I wouldn't hold my breath, because the answer to "how much English did it take to get us this far?" was "all of it." And if anyone tried to do it ethically they lost their research funding because they inevitably produced greatly inferior results. Still, there are some tiny points of light on the horizon, namely the Open Model Initiative (the big new open source image generation community project) proposing that - while they're not going to stop using everybody's artwork or anything crazy like that - they're at least going to start taking measures against people being able to do things like dropping an artist's name in a prompt in order to blatantly rip off their style or even specific works of art.

...and yeah, I know, but: baby steps.
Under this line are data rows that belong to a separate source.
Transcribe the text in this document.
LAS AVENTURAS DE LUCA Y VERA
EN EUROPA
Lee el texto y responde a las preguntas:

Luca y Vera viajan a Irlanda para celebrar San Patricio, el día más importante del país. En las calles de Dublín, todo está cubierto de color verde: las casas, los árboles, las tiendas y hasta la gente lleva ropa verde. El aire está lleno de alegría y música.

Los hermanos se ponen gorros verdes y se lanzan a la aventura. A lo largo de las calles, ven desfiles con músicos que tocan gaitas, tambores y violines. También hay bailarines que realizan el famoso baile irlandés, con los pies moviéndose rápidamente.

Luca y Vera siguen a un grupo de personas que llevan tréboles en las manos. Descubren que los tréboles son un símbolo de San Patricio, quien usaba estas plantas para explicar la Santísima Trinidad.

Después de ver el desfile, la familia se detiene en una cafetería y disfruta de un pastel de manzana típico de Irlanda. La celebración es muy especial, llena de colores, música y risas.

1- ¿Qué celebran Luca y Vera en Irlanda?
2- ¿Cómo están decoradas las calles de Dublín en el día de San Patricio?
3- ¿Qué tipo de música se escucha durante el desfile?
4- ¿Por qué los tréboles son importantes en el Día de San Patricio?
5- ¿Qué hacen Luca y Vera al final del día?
At least people pushing this forward within the open source community are acknowledging there is a problem and committing to SOME kind of corrective measures.
posted by Ryvar at 6:18 PM on July 9 [3 favorites]
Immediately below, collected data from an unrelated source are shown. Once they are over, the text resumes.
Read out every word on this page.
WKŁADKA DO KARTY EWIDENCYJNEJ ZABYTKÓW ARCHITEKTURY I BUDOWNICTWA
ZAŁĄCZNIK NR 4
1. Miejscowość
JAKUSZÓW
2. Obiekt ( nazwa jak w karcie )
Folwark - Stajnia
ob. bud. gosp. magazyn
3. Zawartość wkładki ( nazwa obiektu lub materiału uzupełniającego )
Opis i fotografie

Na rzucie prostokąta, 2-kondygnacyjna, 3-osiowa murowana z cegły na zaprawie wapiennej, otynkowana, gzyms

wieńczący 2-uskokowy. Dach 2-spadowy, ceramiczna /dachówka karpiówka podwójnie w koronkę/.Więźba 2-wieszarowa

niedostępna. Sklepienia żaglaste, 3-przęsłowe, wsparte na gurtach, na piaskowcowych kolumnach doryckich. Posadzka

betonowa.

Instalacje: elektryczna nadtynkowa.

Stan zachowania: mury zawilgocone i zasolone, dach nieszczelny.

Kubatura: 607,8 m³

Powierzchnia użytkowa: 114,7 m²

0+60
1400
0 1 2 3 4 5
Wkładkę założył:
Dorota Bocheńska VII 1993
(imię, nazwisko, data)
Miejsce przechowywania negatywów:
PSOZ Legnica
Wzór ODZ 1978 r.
I've been very skeptical of what the Valley is hyping as artificial "intelligence". And I figured the trend pointed toward an Ouroboros effect where bullshit would bring down the whole house of cards hall of mirrors. But this passage
By what miracle do you accomplish this task, which would keep mankind busy for several years? By using artificial intelligence, of course!
makes mre realize that the Ouroboros effect might be avoided so long as the more-specific filter precedes the more generalised generative step. Give the bot a bullshit filter, it seems, might be the answer. Multi-staged, even!
posted by CookTing at 9:30 PM on July 9 [1 favorite]


patterns suggesting a move to Dark Forest-
ah, through the forest: 🌲🌳🌴 *goes dark*
posted by HearHere at 2:03 AM on July 10


As long as a model has information about human or animal anatomy, there will be porn of it.